For seniors whose health allows them to remain in their homes, many seem to be doing that while waiting for the market to rebound.
"The more independent you are, the more you're tied into the real-estate market," says Dwayne Clark, chairman and CEO of Aegis, a family-owned company that runs 34 senior communities in Washington, California and Nevada.
Clark says the market for high-end continuing-care communities, in which units can cost from a couple hundred thousand dollars to millions, is down.
"For those whose health allows them, more seniors are choosing to stay in their homes or move in with their children," he says.
To help attract residents, Mirabella, the first all-new continuing-care community built in Seattle in nearly 35 years, offers a 95 percent refundable entrance fee, meaning that money is returned to the clients' estates upon their passing, or if they choose to move out.
The monthly fees, which vary according to the unit chosen, pay for overhead.
"People have worked hard all their lives to acquire assets that they want to pass on to their heirs," says Paul Riepma, senior vice president of Pacific Retirement Services, which developed and manages Mirabella, in the South Lake Union neighborhood near downtown.
A far cry from the typical images of retirement homes, Mirabella is elegant urban living with scenic views of the Seattle skyline, Lake Union and the Space Needle.
It features a saline swimming pool, four restaurants, an arts studio and a 300-seat theater. The property has 289 independent-living apartments, 32 assisted-living units, 20 memory-care suites for people with Alzheimer's and 22 skilled-nursing suites.
"It is an ideal neighborhood for seniors," says Seattle City Councilman Tom Rasmussen. "It is pedestrian friendly and has great access to transportation and other amenities."
It's also just a few blocks from First Hill, with all of its hospitals and medical centers, another amenity for seniors.
There also are a variety of options available for lower-income seniors in Seattle.
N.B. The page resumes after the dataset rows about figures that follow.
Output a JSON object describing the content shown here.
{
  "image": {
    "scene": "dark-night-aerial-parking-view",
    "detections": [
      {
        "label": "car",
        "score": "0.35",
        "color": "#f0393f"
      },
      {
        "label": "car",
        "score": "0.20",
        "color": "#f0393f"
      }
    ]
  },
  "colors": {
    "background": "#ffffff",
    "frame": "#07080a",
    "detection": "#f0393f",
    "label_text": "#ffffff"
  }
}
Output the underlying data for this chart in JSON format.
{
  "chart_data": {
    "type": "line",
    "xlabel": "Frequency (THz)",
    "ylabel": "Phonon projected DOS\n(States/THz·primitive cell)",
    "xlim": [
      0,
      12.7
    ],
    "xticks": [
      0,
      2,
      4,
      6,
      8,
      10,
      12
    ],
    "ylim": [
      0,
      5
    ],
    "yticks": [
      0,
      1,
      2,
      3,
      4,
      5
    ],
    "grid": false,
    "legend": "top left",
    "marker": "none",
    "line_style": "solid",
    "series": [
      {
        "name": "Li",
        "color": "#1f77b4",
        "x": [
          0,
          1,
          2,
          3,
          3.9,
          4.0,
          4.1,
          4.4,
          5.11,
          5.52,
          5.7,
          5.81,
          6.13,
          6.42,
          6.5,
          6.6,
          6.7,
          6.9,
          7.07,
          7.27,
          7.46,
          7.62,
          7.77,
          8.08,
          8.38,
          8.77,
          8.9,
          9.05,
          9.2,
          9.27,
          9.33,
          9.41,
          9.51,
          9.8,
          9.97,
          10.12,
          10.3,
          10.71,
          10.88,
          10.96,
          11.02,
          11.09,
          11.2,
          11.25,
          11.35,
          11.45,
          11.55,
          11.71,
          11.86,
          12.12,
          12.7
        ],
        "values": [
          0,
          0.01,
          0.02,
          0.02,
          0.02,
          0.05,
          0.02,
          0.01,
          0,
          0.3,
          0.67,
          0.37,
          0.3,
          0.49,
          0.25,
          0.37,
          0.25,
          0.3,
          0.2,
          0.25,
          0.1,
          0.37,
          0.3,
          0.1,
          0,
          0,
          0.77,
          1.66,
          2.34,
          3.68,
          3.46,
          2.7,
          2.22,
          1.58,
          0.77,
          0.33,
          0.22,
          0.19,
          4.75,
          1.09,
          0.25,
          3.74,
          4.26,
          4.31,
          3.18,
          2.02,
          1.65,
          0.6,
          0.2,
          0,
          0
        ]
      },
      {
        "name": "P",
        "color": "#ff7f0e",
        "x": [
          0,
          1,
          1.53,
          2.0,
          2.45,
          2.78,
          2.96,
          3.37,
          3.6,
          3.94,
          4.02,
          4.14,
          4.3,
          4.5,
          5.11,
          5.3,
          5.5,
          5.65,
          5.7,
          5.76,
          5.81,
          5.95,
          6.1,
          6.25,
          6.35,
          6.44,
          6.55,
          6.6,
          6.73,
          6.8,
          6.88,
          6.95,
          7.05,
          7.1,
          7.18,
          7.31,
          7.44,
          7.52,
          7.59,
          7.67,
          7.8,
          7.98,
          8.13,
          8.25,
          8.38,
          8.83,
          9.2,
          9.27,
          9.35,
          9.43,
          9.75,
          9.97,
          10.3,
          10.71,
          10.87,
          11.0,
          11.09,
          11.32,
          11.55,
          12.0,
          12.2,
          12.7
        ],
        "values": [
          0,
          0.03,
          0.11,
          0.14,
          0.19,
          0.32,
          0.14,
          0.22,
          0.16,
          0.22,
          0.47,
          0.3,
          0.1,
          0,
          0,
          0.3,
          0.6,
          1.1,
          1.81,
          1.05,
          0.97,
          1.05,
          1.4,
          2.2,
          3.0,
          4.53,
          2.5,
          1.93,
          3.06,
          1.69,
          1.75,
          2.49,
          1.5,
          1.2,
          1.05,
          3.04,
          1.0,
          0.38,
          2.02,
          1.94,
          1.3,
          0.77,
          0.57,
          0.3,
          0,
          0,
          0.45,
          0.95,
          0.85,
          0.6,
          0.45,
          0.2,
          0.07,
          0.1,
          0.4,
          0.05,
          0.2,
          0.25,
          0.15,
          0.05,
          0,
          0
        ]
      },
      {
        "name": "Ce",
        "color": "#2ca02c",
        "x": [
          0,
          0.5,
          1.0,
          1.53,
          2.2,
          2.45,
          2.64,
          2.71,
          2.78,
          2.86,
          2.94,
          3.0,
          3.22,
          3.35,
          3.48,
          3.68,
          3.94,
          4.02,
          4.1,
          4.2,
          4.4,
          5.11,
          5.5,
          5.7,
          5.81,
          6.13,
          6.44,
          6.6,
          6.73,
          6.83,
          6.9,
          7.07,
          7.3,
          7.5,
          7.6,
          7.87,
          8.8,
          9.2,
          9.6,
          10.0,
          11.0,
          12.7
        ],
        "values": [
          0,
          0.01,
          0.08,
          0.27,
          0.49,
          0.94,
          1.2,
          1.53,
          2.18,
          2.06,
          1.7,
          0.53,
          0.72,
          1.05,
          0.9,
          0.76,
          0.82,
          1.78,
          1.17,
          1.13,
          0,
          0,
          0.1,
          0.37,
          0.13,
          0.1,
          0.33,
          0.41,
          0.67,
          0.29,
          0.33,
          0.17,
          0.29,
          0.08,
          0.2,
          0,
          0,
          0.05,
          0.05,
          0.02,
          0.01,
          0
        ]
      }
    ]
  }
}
The Low Income Housing Institute (LIHI) is developing the six-story Cascade Senior Housing complex near Republican Street and Minor Avenue North, with $5.7 million in capital funding from U.S. Department of Housing and Urban Development (HUD).
The project includes 50 apartment homes for seniors 62 and older who earn less than $27,250 annually. It's expected to be finished later this year. Eligible seniors will pay up to 30 percent of their adjusted gross income for rent and utilities.
"Cascade Senior Housing will fill a critical gap in the housing continuum for low-income seniors," says Rasmussen.
LIHI is also serving as development consultant for the Cabrini First Hill Apartments, being developed with a $5.4 million grant from HUD's Section 202 program (which expands the supply of affordable housing for seniors) combined with $3.5 million in low-income housing tax credit equity.
The building is the first project in the country to be built with both HUD 202 funds and tax credits, which will allow the building to house extremely low-income seniors.
The six-story building includes 50 independent-living units for seniors 62 years and up, community space, a computer lab, library room, a top-floor solarium and a landscaped courtyard.
The complex also includes 7,000 square feet of street-level retail space and an underground parking garage.
While private developers serve the high end of the senior market, the government helps serve the other end.
"The [Seattle] City Council is encouraging housing for low- and moderate-income residents to ensure a range of affordable housing," says Rasmussen.